The IMF was on a mission to conduct the fourth review last week, using flexible criteria that should lead to the next disbursement next month.  There is also potential for positive surprise from a partial elimination of fuel subsidies, and the next few months also open a window of opportunity for economic reform ahead of a more intense election cycle in late 2020. There have been consistent consultations to socialize and build broader acceptance for the reduction in fuel subsidies, perhaps first tackling the less controversial gasoline subsidies.  The legislature is also slated to consider fast track economic reform with COPLAFYP in mid-March as well as the COMYF bill in April.  This should provide an opportunity to test coalition support after the recent noise about the departure of CREO.  These reforms are not controversial, and the Moreno administration has been careful to pre-negotiate support similar to the successful approval of the tax reform.

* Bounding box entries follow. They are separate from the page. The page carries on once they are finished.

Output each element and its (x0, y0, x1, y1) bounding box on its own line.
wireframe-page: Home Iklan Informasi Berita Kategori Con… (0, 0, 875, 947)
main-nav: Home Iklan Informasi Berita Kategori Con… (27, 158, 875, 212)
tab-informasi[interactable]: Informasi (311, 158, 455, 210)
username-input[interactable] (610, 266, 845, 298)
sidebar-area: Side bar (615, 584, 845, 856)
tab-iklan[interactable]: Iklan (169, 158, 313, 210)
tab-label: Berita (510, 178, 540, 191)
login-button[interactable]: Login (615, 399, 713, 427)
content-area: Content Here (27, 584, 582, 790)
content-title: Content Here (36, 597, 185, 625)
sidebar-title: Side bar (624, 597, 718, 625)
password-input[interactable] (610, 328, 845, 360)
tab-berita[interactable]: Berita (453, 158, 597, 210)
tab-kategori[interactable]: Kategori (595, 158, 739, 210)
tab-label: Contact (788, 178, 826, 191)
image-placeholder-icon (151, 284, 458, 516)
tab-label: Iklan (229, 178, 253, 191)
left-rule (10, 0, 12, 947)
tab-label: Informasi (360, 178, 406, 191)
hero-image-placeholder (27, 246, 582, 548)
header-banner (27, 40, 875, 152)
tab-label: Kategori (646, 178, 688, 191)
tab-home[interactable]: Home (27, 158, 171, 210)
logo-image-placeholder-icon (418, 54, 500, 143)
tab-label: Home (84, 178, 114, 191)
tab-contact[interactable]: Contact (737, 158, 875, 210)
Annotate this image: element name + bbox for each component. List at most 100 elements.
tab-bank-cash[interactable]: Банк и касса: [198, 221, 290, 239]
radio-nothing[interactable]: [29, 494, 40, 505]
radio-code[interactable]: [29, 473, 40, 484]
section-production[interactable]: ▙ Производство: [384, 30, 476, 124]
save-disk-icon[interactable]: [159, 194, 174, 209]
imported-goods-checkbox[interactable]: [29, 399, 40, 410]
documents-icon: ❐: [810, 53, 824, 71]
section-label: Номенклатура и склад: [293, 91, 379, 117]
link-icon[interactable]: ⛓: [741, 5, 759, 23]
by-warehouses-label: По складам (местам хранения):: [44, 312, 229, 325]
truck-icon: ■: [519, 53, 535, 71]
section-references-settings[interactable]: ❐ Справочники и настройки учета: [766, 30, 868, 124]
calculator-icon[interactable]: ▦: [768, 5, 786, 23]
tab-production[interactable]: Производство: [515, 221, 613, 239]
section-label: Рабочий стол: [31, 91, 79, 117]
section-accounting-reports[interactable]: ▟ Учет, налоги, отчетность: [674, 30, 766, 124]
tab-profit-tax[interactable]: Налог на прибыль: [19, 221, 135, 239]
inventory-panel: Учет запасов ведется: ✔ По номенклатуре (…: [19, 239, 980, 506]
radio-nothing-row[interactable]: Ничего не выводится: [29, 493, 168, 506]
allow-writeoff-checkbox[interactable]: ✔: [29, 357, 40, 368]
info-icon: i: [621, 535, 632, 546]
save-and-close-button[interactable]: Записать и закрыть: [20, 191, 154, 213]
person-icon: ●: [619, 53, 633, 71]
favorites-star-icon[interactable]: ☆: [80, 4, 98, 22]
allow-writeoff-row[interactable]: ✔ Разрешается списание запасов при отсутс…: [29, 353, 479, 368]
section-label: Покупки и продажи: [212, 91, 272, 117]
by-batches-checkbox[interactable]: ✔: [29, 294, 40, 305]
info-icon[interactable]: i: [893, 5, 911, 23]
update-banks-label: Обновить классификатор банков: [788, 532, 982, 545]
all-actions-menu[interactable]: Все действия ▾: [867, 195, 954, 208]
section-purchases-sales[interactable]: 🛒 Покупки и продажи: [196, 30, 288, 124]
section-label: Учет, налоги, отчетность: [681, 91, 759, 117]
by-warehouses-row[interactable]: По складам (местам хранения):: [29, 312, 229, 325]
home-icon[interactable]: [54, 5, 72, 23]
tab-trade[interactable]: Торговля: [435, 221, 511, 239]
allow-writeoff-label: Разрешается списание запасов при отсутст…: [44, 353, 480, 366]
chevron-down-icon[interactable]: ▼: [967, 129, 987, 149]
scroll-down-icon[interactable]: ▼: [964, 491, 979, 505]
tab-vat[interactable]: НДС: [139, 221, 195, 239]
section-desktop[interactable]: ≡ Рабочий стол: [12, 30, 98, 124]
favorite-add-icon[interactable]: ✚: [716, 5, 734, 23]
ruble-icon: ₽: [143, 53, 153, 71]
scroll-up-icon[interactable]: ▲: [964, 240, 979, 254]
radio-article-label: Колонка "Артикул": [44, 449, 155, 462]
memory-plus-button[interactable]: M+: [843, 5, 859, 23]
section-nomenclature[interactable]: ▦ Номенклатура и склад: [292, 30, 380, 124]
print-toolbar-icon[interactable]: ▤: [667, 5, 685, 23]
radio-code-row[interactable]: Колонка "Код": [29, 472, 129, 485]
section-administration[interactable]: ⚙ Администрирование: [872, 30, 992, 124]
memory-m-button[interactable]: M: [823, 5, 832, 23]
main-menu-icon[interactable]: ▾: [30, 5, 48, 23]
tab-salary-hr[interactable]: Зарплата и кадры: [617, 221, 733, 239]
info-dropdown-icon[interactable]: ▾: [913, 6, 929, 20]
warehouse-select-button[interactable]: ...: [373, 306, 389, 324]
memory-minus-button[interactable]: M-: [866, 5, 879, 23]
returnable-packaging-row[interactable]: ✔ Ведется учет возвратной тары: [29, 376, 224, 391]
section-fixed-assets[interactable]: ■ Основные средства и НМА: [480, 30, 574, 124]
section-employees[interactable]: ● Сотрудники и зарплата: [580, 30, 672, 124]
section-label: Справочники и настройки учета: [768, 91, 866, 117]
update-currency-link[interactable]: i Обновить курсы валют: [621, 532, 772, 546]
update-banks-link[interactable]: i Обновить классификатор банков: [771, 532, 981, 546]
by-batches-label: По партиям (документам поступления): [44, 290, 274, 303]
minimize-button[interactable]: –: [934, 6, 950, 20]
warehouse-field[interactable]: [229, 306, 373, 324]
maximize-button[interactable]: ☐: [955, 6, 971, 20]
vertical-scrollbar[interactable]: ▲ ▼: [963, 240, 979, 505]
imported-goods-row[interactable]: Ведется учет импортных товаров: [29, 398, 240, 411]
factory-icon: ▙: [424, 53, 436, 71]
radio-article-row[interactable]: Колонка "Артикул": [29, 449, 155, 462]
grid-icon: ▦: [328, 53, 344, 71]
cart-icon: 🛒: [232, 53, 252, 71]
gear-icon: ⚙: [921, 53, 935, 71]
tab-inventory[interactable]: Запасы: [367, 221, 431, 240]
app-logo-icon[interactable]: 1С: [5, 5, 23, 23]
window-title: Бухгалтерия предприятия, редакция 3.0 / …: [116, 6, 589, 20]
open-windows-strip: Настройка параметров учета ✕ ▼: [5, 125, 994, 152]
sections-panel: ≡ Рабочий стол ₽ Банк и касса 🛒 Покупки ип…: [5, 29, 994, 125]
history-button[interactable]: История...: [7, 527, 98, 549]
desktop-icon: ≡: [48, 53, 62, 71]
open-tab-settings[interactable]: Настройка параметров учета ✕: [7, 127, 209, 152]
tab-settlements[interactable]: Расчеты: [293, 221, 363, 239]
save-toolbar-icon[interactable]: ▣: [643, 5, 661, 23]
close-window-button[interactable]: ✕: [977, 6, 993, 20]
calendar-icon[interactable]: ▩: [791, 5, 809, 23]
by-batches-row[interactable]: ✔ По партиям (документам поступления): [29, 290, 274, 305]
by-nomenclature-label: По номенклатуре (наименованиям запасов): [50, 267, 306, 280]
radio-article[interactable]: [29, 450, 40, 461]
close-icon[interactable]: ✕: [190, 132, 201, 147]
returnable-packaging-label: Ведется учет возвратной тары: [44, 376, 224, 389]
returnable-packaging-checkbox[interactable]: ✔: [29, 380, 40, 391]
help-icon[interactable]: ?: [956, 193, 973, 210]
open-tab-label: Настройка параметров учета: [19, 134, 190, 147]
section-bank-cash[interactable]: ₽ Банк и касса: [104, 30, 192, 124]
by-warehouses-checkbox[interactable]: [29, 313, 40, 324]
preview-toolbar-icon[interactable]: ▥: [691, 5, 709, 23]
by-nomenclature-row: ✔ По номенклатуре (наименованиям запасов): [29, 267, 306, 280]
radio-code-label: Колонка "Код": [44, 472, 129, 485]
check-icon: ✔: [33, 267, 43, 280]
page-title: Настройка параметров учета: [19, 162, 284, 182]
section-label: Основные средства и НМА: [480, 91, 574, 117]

The latest investor call last week didn’t reassure investors. Ecuador has still lagged the latest bounce in oil prices. It’s notable that the EM risky assets have lagged the past few days despite consolidation in broader external risk. Recent heightened EM volatility perhaps is a deterrent. Positive as opposed to negative headlines should have more impact on prices after the cumulative weakness of the past three weeks and ahead of potentially positive event news on economic reform.  Ecuador’s fundamentals still look broadly stable with current levels oversold and more sensitive to potentially positive domestic events as long as external risk remains supportive.